From 2017-2019 my music varied between Christian, rap, 60s, metal, and 90s. I was the literal definition of a music melting pot. In 2020, I went to college during COVID and it was so lonely on campus. Nothing was normal, and it was so frustrating to start so many new things in an abnormal world. Then, in 2021, my life was seriously changed. God altered my heart. I joined CRU and I re-thought my music. One of my disciplers in 2021 struggled with very similar things as me. She encouraged me with Christian music because she also enjoyed music very much. For two years straight I listened to literally the SAME Christian music and nothing else. If you think I am being dramatic I am a little lol, but I really did almost always listen to Christian music. My family and friends used to get SO annoyed because they would hear the exact same songs in my car when I drove them. They thought I was a little crazy, and still do because I listen to the same songs.

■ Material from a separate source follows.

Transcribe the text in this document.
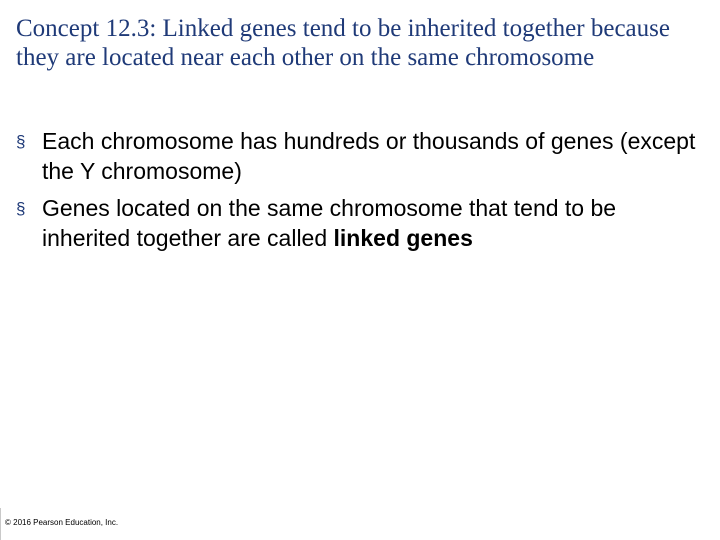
Concept 12.3: Linked genes tend to be inherited together because they are located near each other on the same chromosome
§ Each chromosome has hundreds or thousands of genes (except the Y chromosome)
§ Genes located on the same chromosome that tend to be inherited together are called linked genes
© 2016 Pearson Education, Inc.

I had finally understood the weight of music in my life. Satan was using something I loved (music) and something I hated about myself (my lack of joy), and attacked me with that. I had always been told, "what you put into your mind is what you start acting like", but never really understood that nor did I care.

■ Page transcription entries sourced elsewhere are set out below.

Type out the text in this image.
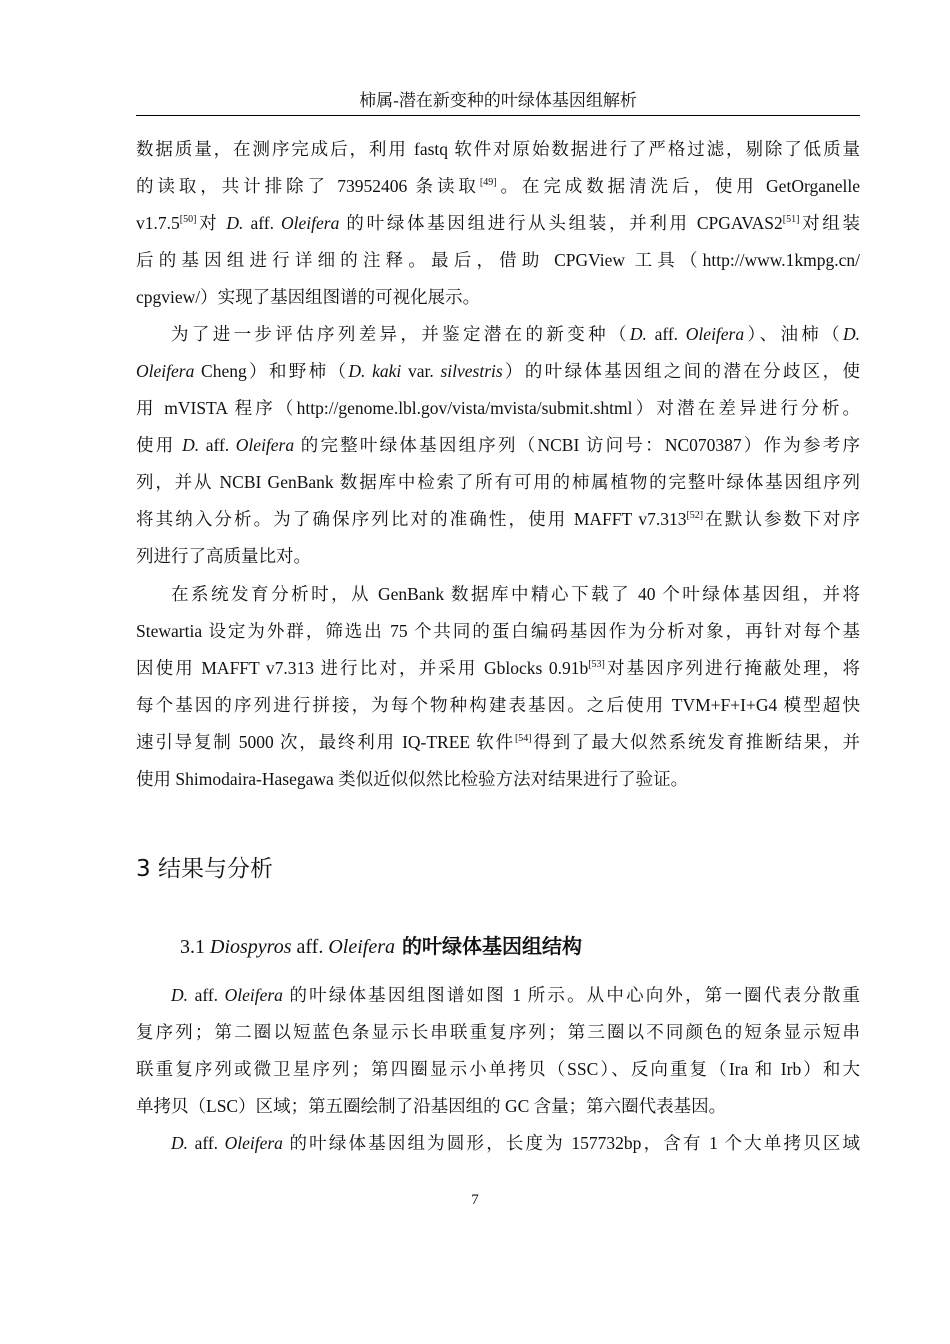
柿属-潜在新变种的叶绿体基因组解析
数据质量，在测序完成后，利用 fastq 软件对原始数据进行了严格过滤，剔除了低质量
的读取，共计排除了 73952406 条读取[49]。在完成数据清洗后，使用 GetOrganelle
v1.7.5[50]对 D. aff. Oleifera 的叶绿体基因组进行从头组装，并利用 CPGAVAS2[51]对组装
后的基因组进行详细的注释。最后，借助 CPGView 工具（http://www.1kmpg.cn/
cpgview/）实现了基因组图谱的可视化展示。
为了进一步评估序列差异，并鉴定潜在的新变种（D. aff. Oleifera）、油柿（D.
Oleifera Cheng）和野柿（D. kaki var. silvestris）的叶绿体基因组之间的潜在分歧区，使
用 mVISTA 程序（http://genome.lbl.gov/vista/mvista/submit.shtml）对潜在差异进行分析。
使用 D. aff. Oleifera 的完整叶绿体基因组序列（NCBI 访问号：NC070387）作为参考序
列，并从 NCBI GenBank 数据库中检索了所有可用的柿属植物的完整叶绿体基因组序列
将其纳入分析。为了确保序列比对的准确性，使用 MAFFT v7.313[52]在默认参数下对序
列进行了高质量比对。
在系统发育分析时，从 GenBank 数据库中精心下载了 40 个叶绿体基因组，并将
Stewartia 设定为外群，筛选出 75 个共同的蛋白编码基因作为分析对象，再针对每个基
因使用 MAFFT v7.313 进行比对，并采用 Gblocks 0.91b[53]对基因序列进行掩蔽处理，将
每个基因的序列进行拼接，为每个物种构建表基因。之后使用 TVM+F+I+G4 模型超快
速引导复制 5000 次，最终利用 IQ-TREE 软件[54]得到了最大似然系统发育推断结果，并
使用 Shimodaira-Hasegawa 类似近似似然比检验方法对结果进行了验证。
3 结果与分析
3.1 Diospyros aff. Oleifera 的叶绿体基因组结构
D. aff. Oleifera 的叶绿体基因组图谱如图 1 所示。从中心向外，第一圈代表分散重
复序列；第二圈以短蓝色条显示长串联重复序列；第三圈以不同颜色的短条显示短串
联重复序列或微卫星序列；第四圈显示小单拷贝（SSC）、反向重复（Ira 和 Irb）和大
单拷贝（LSC）区域；第五圈绘制了沿基因组的 GC 含量；第六圈代表基因。
D. aff. Oleifera 的叶绿体基因组为圆形，长度为 157732bp，含有 1 个大单拷贝区域
7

Freshman year (left) and the mission trip and friends that changed my life (right)
I want to urge you all to examine your music and how it makes you feel. I used to constantly claim "oh, I am just jamming to this music, it is not doing anyone harm", but I have come to learn that I was feeding my beast of emotions with what it wanted...negativity. Now, this is not to say that all music that is not Christian is bad, BUT I do think music fuels our emotions, and we have to be careful of when and how we listen to secular music. There are SO many Bible verses that say that emotions are fleeting and that we cannot trust them. Here are my favorites
Ecclesiastes 11:10- "Banish emotional stress from your mind. and put away pain from your body; for youth and the prime of life are fleeting."

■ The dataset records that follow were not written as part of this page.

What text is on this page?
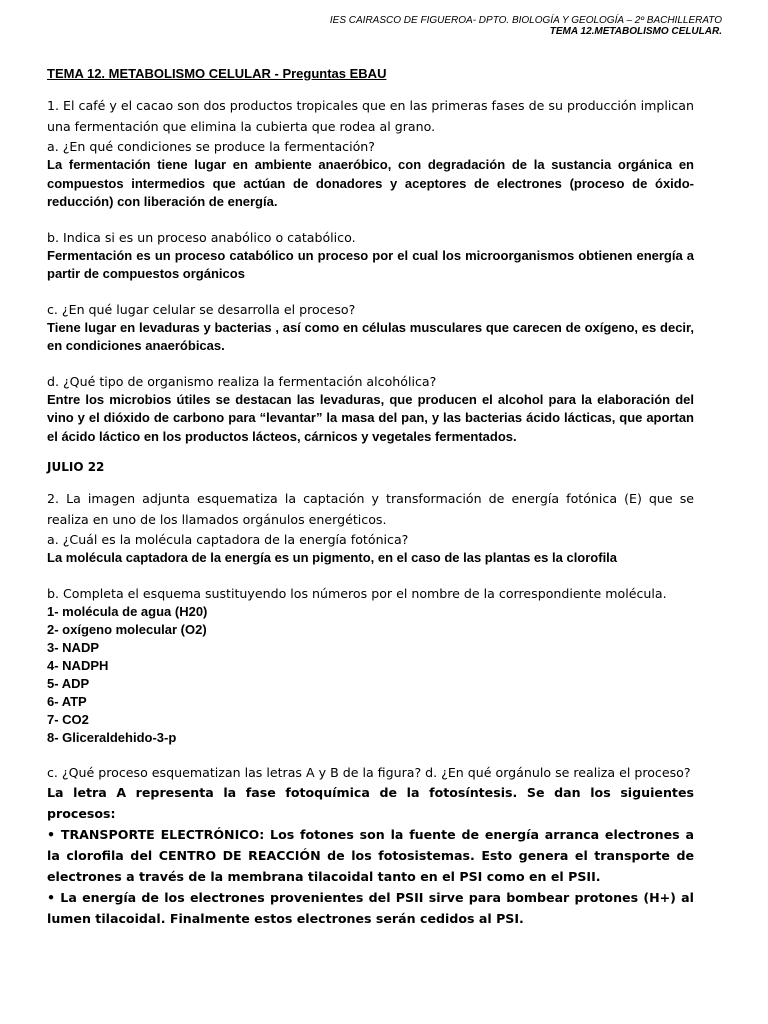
IES CAIRASCO DE FIGUEROA- DPTO. BIOLOGÍA Y GEOLOGÍA – 2º BACHILLERATO
TEMA 12.METABOLISMO CELULAR.
TEMA 12. METABOLISMO CELULAR - Preguntas EBAU
1. El café y el cacao son dos productos tropicales que en las primeras fases de su producción implican una fermentación que elimina la cubierta que rodea al grano.
a. ¿En qué condiciones se produce la fermentación?
La fermentación tiene lugar en ambiente anaeróbico, con degradación de la sustancia orgánica en compuestos intermedios que actúan de donadores y aceptores de electrones (proceso de óxido-reducción) con liberación de energía.
b. Indica si es un proceso anabólico o catabólico.
Fermentación es un proceso catabólico un proceso por el cual los microorganismos obtienen energía a partir de compuestos orgánicos
c. ¿En qué lugar celular se desarrolla el proceso?
Tiene lugar en levaduras y bacterias , así como en células musculares que carecen de oxígeno, es decir, en condiciones anaeróbicas.
d. ¿Qué tipo de organismo realiza la fermentación alcohólica?
Entre los microbios útiles se destacan las levaduras, que producen el alcohol para la elaboración del vino y el dióxido de carbono para “levantar” la masa del pan, y las bacterias ácido lácticas, que aportan el ácido láctico en los productos lácteos, cárnicos y vegetales fermentados.
JULIO 22
2. La imagen adjunta esquematiza la captación y transformación de energía fotónica (E) que se realiza en uno de los llamados orgánulos energéticos.
a. ¿Cuál es la molécula captadora de la energía fotónica?
La molécula captadora de la energía es un pigmento, en el caso de las plantas es la clorofila
b. Completa el esquema sustituyendo los números por el nombre de la correspondiente molécula.
1- molécula de agua (H20)
2- oxígeno molecular (O2)
3- NADP
4- NADPH
5- ADP
6- ATP
7- CO2
8- Gliceraldehido-3-p
c. ¿Qué proceso esquematizan las letras A y B de la figura? d. ¿En qué orgánulo se realiza el proceso?
La letra A representa la fase fotoquímica de la fotosíntesis. Se dan los siguientes procesos:
• TRANSPORTE ELECTRÓNICO: Los fotones son la fuente de energía arranca electrones a la clorofila del CENTRO DE REACCIÓN de los fotosistemas. Esto genera el transporte de electrones a través de la membrana tilacoidal tanto en el PSI como en el PSII.
• La energía de los electrones provenientes del PSII sirve para bombear protones (H+) al lumen tilacoidal. Finalmente estos electrones serán cedidos al PSI.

Jeremiah 17:9- “The heart is deceitful above all things, and desperately sick; who can understand it?”
The heart and our emotions are deceitful and sick! What we feel and our desire to fuel our feelings are usually not healthy for us. It actually brings destruction. Satan knows this! He knows that feeling can fuel our deepest hurts and fears. He knows he can keep us in sin. He knows he can distract us with music. Having said that and shared my musical eras, I want to encourage you to fill your mind with good things! I know Christian music can sometimes all sound the same or be boring, but the lyrics are NEVER boring. They are about the very thing that gives you life, Jesus! And you do not have to always listen to Christian music, but when your feelings tell you to listen to whatever music makes you feel good, don't. Don't give in to your feelings, but turn on some Christian jams. Fill your head, soul, and heart with the good news of Jesus. And when you are not really feeling any type of way and simply just want to listen to something different, put on some throwbacks! Because even those throwback secular songs can remind you of the faithfulness and promises of Jesus. For me, when I listen to my old punk rock music, I am reminded of how good God is to shield my heart from feeling those negative emotions I used to associate with those songs. I have been set free of the hold Satan had on me, and I can appreciate all music from a different perspective. There are some songs that I have completely cut off because I do not think they speak life at all and cause me to mentally go back to difficult times, so I choose not to listen to those songs! Find the music that encourages you and the music that pours negativity into you. My favorite bands or artists right now are still Nickelback (LOVEEEEE), AJR, Mercy Hill Worship, and Passion.